Study Abroad Courtesy of the Associated Students
Some people say the world itself is the greatest of all teachers.
While most of us would agree that a chance to travel the world in all its educational glory sounds great, receiving school credit makes the opportunity so much more satisfying; and what's more, going on the school dime. Yes, the study abroad programs
here on campus are without a doubt an
amazing opportunity for students, but with rumors of the Associated Students withholding funds, is this scenario perhaps on its way towards becoming a short-lived dream? Not quite.
Last summer the study abroad program took students to Latin America and South Africa. These trips truly raised the bar and created even more interest for a program already
popular beyond measure. The trips had an average of 30 students each.
One of the students who participated in this round of study abroad travels was LeeAnna Bowman-Carpio. "It was truly amazing, and one of the most spectacular programs we have
on campus," said Bowman-Carpio who loved the program so much that she is creating a presentation to show students later this month about the benefits of study abroad, and to inform them about the financial options that are available, though many students are unaware of them.
This financial aid is crucial since
the costs of these trips can reach well
into $5,000. The costs include a roundtrip
plane ticket, a list of meals, hotel
accommodations, transportation, tips to tour guides and museum tickets depending on the trip. The fee does not include the tuition fees, textbooks, meals, personal expenses, passport fees and a two hundred dollar tax.
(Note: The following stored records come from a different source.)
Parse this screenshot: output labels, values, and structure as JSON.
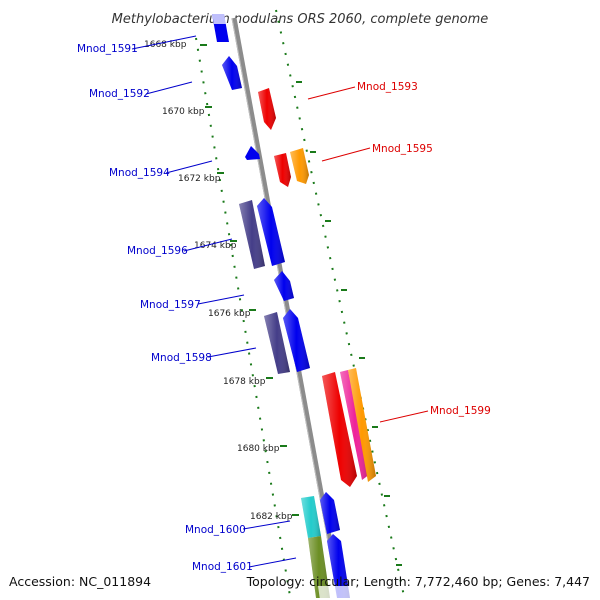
{
  "title": "Methylobacterium nodulans ORS 2060, complete genome",
  "footer": {
    "accession": "Accession: NC_011894",
    "topology": "Topology: circular; Length: 7,772,460 bp; Genes: 7,447"
  },
  "colors": {
    "backbone": "#8c8c8c",
    "tick": "#1a7a1a",
    "label_forward": "#0000cc",
    "label_reverse": "#dd0000"
  },
  "ticks": [
    "1668 kbp",
    "1670 kbp",
    "1672 kbp",
    "1674 kbp",
    "1676 kbp",
    "1678 kbp",
    "1680 kbp",
    "1682 kbp"
  ],
  "gene_labels": [
    {
      "id": "Mnod_1591",
      "strand": "forward"
    },
    {
      "id": "Mnod_1592",
      "strand": "forward"
    },
    {
      "id": "Mnod_1593",
      "strand": "reverse"
    },
    {
      "id": "Mnod_1594",
      "strand": "forward"
    },
    {
      "id": "Mnod_1595",
      "strand": "reverse"
    },
    {
      "id": "Mnod_1596",
      "strand": "forward"
    },
    {
      "id": "Mnod_1597",
      "strand": "forward"
    },
    {
      "id": "Mnod_1598",
      "strand": "forward"
    },
    {
      "id": "Mnod_1599",
      "strand": "reverse"
    },
    {
      "id": "Mnod_1600",
      "strand": "forward"
    },
    {
      "id": "Mnod_1601",
      "strand": "forward"
    }
  ],
  "features": [
    {
      "name": "feature-1591",
      "strand": "forward",
      "color": "#0000ee"
    },
    {
      "name": "feature-1592",
      "strand": "forward",
      "color": "#0000ee"
    },
    {
      "name": "feature-1593",
      "strand": "reverse",
      "color": "#ee0000"
    },
    {
      "name": "feature-1594",
      "strand": "forward",
      "color": "#0000ee"
    },
    {
      "name": "feature-1595a",
      "strand": "reverse",
      "color": "#ee0000"
    },
    {
      "name": "feature-1595b",
      "strand": "reverse",
      "color": "#ff9900"
    },
    {
      "name": "feature-1596-a",
      "strand": "forward",
      "color": "#443d88"
    },
    {
      "name": "feature-1596-b",
      "strand": "forward",
      "color": "#0000ee"
    },
    {
      "name": "feature-1597",
      "strand": "forward",
      "color": "#0000ee"
    },
    {
      "name": "feature-1598-a",
      "strand": "forward",
      "color": "#443d88"
    },
    {
      "name": "feature-1598-b",
      "strand": "forward",
      "color": "#0000ee"
    },
    {
      "name": "feature-1599-a",
      "strand": "reverse",
      "color": "#ee0000"
    },
    {
      "name": "feature-1599-b",
      "strand": "reverse",
      "color": "#ee2299"
    },
    {
      "name": "feature-1599-c",
      "strand": "reverse",
      "color": "#ff9900"
    },
    {
      "name": "feature-1600-a",
      "strand": "forward",
      "color": "#22cccc"
    },
    {
      "name": "feature-1600-b",
      "strand": "forward",
      "color": "#0000ee"
    },
    {
      "name": "feature-1601-a",
      "strand": "forward",
      "color": "#6b8e23"
    },
    {
      "name": "feature-1601-b",
      "strand": "forward",
      "color": "#0000ee"
    }
  ]
}
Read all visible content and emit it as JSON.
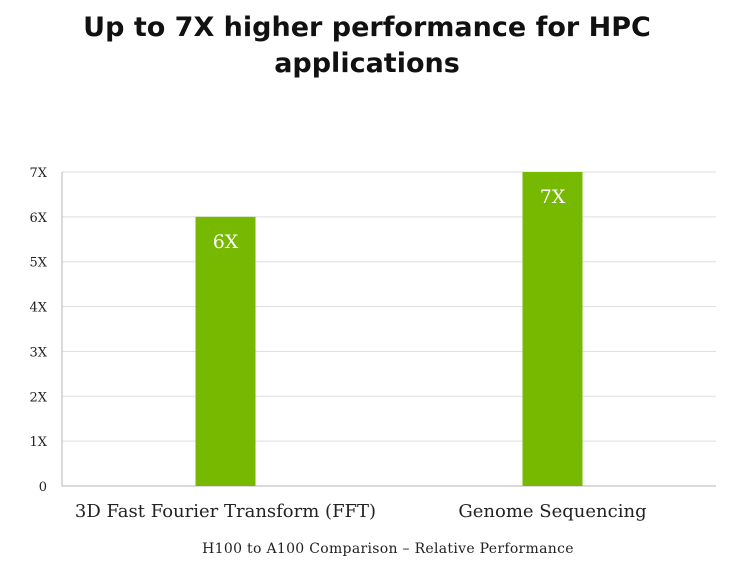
{
  "chart_data": {
    "type": "bar",
    "title_lines": [
      "Up to 7X higher performance for HPC",
      "applications"
    ],
    "categories": [
      "3D Fast Fourier Transform (FFT)",
      "Genome Sequencing"
    ],
    "values": [
      6,
      7
    ],
    "data_labels": [
      "6X",
      "7X"
    ],
    "y_ticks": [
      0,
      1,
      2,
      3,
      4,
      5,
      6,
      7
    ],
    "y_tick_labels": [
      "0",
      "1X",
      "2X",
      "3X",
      "4X",
      "5X",
      "6X",
      "7X"
    ],
    "ylim": [
      0,
      7
    ],
    "xlabel": "H100 to A100 Comparison – Relative Performance",
    "ylabel": "",
    "grid": true,
    "bar_color": "#76b900",
    "grid_color": "#dddddd"
  }
}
When you consider the $5,000 already being spent, and the "not included in the price list" which reaches well over $1,000, it's pretty obvious only the most privileged of
SMC students would under normal
circumstances be able to afford this
Of course the program directors have taken some steps that vary the cost of the trip.
For example, on the summer Italy trip students have an option of what type of room they would like to stay at. They can either share a student apartment, or have their own
hotel room. However, when you are talking about money in the thousands, an extra hundred dollars isn't exactly a deal breaker.
There is a controversy involving the financial-aid issues. Since the majority
of the money for these financial aid packages is donated by the Associated Students, there are stipulations involved with this donation.
Last November, the Associated Students
allocated $66,825 for the financial aid of SMC students who attended the Latin America and South Africa programs. Approximately $38,000 of this fund was not used because the
spring program was canceled.
However, there are already two study abroad programs set up for this summer. One is a trip to London and Paris, and the other is the aforementioned Italy trip. Both of
which generally run through all of July. The program would like to use the left over $38,000 for financial aid for the students.
This has created a minor spark, since the
Associated Students have not seen the stipulations assigned to the winter programs followed. The stipulation was to promote the Associated Students, give them some credit for the journey and a written report from
the students involved to give the Associated Students an idea of where there money was going.
All parties involved have admitted that this was clearly a lack of communication and
that there was no mischief involved. Those involved in the study abroad programs are rightfully grateful to the Associated Students. "There are not many student governments that give out the money they give us," said archeology professor Brandon
Lewis who is one the key members of maintaining the program.
With the Associated Students seemingly en-route to approve the remaining $38,000 for financial aid for summer programs, and a campus already filled with buzz in regards to
the upcoming trips it looks like clear
weather for travelers of the study abroad program.